INSS

Visão do Correio: transparência do INSS precisa ser restaurada

O INSS, ao longo dos anos, transformou-se em um labirinto burocrático vulnerável ao crime e inóspito para o cidadão honesto. Romper com esse padrão é tarefa urgente e civilizatória

A cada nova operação, o enredo se repete: corrupção entranhada, conluio entre servidores e fraudadores, prejuízo bilionário aos cofres públicos — e às vítimas, quase sempre os mais pobres e desprotegidos -  (crédito: Minervino Júnior/CB/D.A.Press)
A cada nova operação, o enredo se repete: corrupção entranhada, conluio entre servidores e fraudadores, prejuízo bilionário aos cofres públicos — e às vítimas, quase sempre os mais pobres e desprotegidos - (crédito: Minervino Júnior/CB/D.A.Press)

O governo deu um passo importante ao deflagrar a Operação Sem Desconto, mirando um dos maiores esquemas de corrupção já instalados no Instituto Nacional do Seguro Social (INSS). O desvio bilionário é mais um capítulo de uma velha história: a captura de estruturas públicas por quadrilhas especializadas em fraudar os mais vulneráveis — neste caso, aposentados e pensionistas.

Acerta o Executivo ao mobilizar a Controladoria Geral da União (CGU) para investigar os malfeitos e a Advocacia-Geral da União (AGU) para atuar na linha de frente do ressarcimento às vítimas.
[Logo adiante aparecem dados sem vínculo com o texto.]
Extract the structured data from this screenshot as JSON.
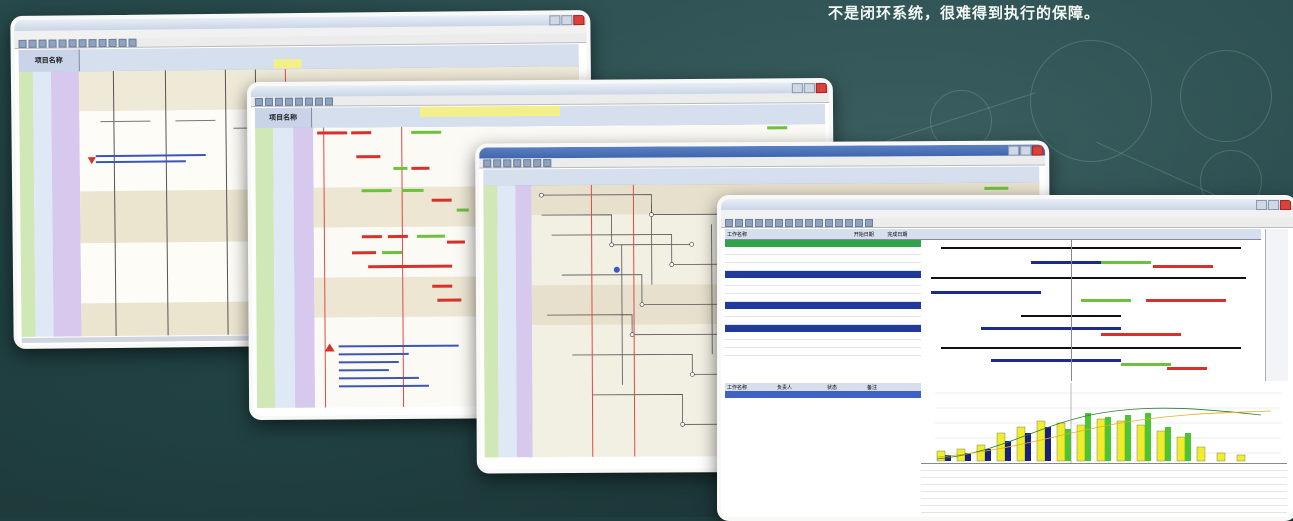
{
  "headline": "不是闭环系统，很难得到执行的保障。",
  "windows": {
    "w1": {
      "col_header": "项目名称"
    },
    "w2": {
      "col_header": "项目名称"
    },
    "w4": {
      "table_cols": [
        "工作名称",
        "开始日期",
        "完成日期"
      ],
      "footer_cols": [
        "工作名称",
        "负责人",
        "状态",
        "备注"
      ]
    }
  },
  "colors": {
    "board": "#1f3d3f",
    "bar_red": "#d8312b",
    "bar_green": "#6cc23c",
    "bar_blue": "#1c2a8a",
    "chart_yellow": "#f0ee2a",
    "chart_green": "#4cc434",
    "chart_navy": "#17207a",
    "lane_purple": "#d7c9ee",
    "lane_green": "#cfe8b5"
  }
}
Agora, é um caso de polícia a cargo das investigações da Polícia Federal (PF). É o mínimo a se fazer diante do descaso institucional que permitiu o desconto sistemático de valores em nome de associações fantasmas e serviços jamais contratados durante tantos anos.

Mas o mérito da ação só será completo se os responsáveis — dentro e fora do Estado — forem exemplarmente punidos. A transparência deve ser restaurada. A eficiência, perseguida com seriedade. O INSS, ao longo dos anos, transformou-se em um labirinto burocrático vulnerável ao crime e inóspito para o cidadão honesto. Romper com esse padrão é tarefa urgente e civilizatória.

O caso revelado pela Operação Sem Desconto escancara essa corrupção endêmica. A CGU identificou um aumento significativo nos valores descontados dos benefícios do INSS por entidades associativas, passando de R$ 413 milhões em 2016 para R$ 2,8 bilhões em 2024. Era um esquema de descontos associativos não autorizados, feitos por entidades e sindicatos, totalizando cerca de R$ 6,3 bilhões entre 2019 e 2024.

A cada nova operação, o enredo se repete: corrupção entranhada, conluio entre servidores e fraudadores, prejuízo bilionário aos cofres públicos — e às vítimas, quase sempre os mais pobres e desprotegidos. Em setembro de 2024, a PF havia desarticulado uma organização criminosa que obtinha ilegalmente dados de beneficiários do INSS para comercialização. O grupo era composto por hackers que invadiam os sistemas do INSS, servidores que vendiam suas credenciais de acesso e intermediários que comercializavam as informações obtidas.

Na década de 1990, a advogada Jorgina de Freitas Fernandes e uma quadrilha composta por juízes, advogados e servidores públicos fraudavam processos judiciais para desviar recursos do INSS, resultando em um prejuízo estimado em aproximadamente R$ 2 bilhões. Jorgina foi condenada a 14 anos de prisão. 

A Operação Miquéias, em 2013, investigou duas organizações criminosas — uma especializada em lavagem de dinheiro e outra em má gestão de recursos de entidades previdenciárias públicas — e  revelou que prefeitos e gestores de regimes próprios de Previdência Social eram aliciados para aplicar recursos em fundos de investimentos geridos pela quadrilha, resultando em prejuízos significativos.

Em 2015 e 2016, a Operação Nenhures, também da PF, desmantelou uma quadrilha que falsificava certidões de nascimento para obter ilegalmente pensões por morte do INSS. A investigação, realizada em Minas Gerais e na Bahia, estimou um prejuízo de aproximadamente R$ 6,5 milhões aos cofres públicos. Diversas pessoas foram presas, incluindo servidores públicos e intermediários.

A corrupção endêmica é mais do que um problema administrativo — é um desafio civilizatório. Que a operação deflagrada nesta semana marque o início de uma faxina moral e funcional em um dos órgãos mais estratégicos para a dignidade da população brasileira.